Martha Graham Dance Company
Thursday, March 23
Hailed for its commitment to the leading edge of modern dance, the Martha Graham Dance Company performs adventurous new works created by some of today’s top dance-makers side by side with the most profound and influential choreography by Martha Graham. Often compared with Pablo Picasso, Igor Stravinsky and Coco Chanel, this revolutionary artist is an icon of 20th-century modernism. The Company embodies her uniquely American style of dance, which has influenced generations of artists and captivated audiences worldwide.
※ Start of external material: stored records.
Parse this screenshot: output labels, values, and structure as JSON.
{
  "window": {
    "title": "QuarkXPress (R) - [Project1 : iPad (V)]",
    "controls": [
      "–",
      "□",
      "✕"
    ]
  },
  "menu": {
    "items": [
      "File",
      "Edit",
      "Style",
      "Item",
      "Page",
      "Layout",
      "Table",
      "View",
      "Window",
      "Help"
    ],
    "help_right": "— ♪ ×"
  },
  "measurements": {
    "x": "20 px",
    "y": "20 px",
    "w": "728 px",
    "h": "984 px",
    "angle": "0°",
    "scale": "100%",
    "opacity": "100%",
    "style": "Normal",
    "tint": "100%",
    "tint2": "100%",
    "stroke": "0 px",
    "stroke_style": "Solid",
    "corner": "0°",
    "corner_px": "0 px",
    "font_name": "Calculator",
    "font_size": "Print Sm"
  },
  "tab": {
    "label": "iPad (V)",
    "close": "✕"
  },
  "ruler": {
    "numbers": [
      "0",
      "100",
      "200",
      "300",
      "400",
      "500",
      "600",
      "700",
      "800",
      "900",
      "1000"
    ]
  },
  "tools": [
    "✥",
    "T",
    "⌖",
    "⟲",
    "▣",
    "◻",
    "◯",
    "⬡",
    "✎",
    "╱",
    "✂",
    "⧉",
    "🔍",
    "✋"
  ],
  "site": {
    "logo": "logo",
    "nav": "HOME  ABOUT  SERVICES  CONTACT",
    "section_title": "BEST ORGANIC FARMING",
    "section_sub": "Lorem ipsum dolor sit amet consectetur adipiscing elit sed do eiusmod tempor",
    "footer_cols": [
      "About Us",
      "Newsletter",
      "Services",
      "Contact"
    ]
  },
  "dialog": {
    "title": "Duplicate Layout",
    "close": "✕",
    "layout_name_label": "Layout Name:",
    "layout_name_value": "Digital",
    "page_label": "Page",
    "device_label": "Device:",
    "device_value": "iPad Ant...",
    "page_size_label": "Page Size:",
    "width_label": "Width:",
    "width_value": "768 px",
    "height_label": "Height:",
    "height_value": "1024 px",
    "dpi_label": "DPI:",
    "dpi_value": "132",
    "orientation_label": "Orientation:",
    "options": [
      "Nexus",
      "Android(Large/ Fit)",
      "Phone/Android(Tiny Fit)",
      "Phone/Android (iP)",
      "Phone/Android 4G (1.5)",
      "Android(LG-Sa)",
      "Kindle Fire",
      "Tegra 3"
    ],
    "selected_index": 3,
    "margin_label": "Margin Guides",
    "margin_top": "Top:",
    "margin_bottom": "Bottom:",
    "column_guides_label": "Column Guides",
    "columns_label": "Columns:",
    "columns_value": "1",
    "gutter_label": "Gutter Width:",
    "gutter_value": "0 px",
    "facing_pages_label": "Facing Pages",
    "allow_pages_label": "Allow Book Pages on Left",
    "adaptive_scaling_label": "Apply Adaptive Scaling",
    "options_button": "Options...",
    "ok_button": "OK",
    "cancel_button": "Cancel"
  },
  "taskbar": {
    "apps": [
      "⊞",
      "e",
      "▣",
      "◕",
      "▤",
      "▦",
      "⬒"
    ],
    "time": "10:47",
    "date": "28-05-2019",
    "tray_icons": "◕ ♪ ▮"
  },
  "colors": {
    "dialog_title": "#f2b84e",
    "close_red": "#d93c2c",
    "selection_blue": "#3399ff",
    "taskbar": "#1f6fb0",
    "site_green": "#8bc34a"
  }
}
This program features a CPA Commissioned Work by choreographer Sidi Larbi Cherkaoui inspired by Sufi poetry and accompanied by Turkish traditional music, in connection with Sacred/Secular: A Sufi Journey. Discover more here.
Sounds of Kolachi
Friday, March 31
Like an Indian Ocean blast from the seaport megacity it calls home, the new 10-piece supergroup of vocalists and instrumentalists from Karachi (formerly known as Kolachi) blurs raga and western harmony, counterpoint and South Asian melodic lines, all without losing the groove. In this instantly listenable ensemble, South Asian classical instruments like the sitar and bowed sarangi are on equal footing with electric guitar and rock rhythm section. Guiding the journey, composer, theorist and singer Ahsan Bari spins outrageous, bluesy, modal riffs. Like the West’s Son Lux or The National, Sounds of Kolachi defies boundaries in its mix of classical, avant-garde, jazz and rock music. Discover more here.
Fall 2016 Schedule
Ping Chong + Company
Beyond Sacred: Voices of Muslim Identity
Ping Chong + Company’s interview-based theater production Beyond Sacred delves into the diverse stories of young Muslims who came of age in a post-9/11 New York City. The participants personify a range of Muslim identities, from converts to Islam to those who have drifted from their beliefs, from secular or cultural Muslims to stringent observers of the faith. Coming from varied cultural and ethnic backgrounds, they differ in many ways but share similar experiences and emotions in a time of increasing Islamophobia. Beyond Sacred illuminates the daily lives of Muslim Americans in an effort to work toward greater communication and understanding between Muslim and non-Muslim communities.
The House is Black
Friday, October 28
Inspired by the works of Forough Farrokhzad, one of Iran’s most influential feminist poets and filmmakers, this stirring multimedia piece sheds light on the importance of Iranian contemporary arts. Iranian American performance artist/composer Sussan Deyhim examines the prophetic vision of Farrokhzad, whose message is as relevant today as it was 50 years ago when she died at the age of 32. Co-directed by award-winning director Robert Egan, The House is Black features Deyhim’s striking visual projections along with archival footage including Farrokhzad’s 1965 interview with Bernardo Bertolucci. The original score by Deyhim and Golden Globe-winning composer Richard Horowitz is rooted in Persian and Western contemporary classical music, jazz and electronic music. Featured on film soundtracks including Argo and The Last Temptation of Christ, Sussan Deyhim has worked with Martin Scorsese, Oliver Stone, Peter Gabriel and Bobby McFerrin, among others.
Thursday, November 17
Historic Playmakers Theater
Joe Sellman-Leava’s one-man show Labels is a funny, moving tale about mixed heritage and immigration. Recounting his childhood in rural ’90s England in light of changing political attitudes and the ongoing refugee crisis, the performance melds stand-up comedy, storytelling and poetry. Shortlisted for Amnesty International’s Freedom of Expression Award, Labels analyzes the way we use words, the line between curiosity and fear, and the rise of anti-immigration rhetoric. Amid the cacophony of statistics and soundbites that surround the immigration debate, Labels offers an honest, human story about the bridges and barriers formed in a multicultural Britain.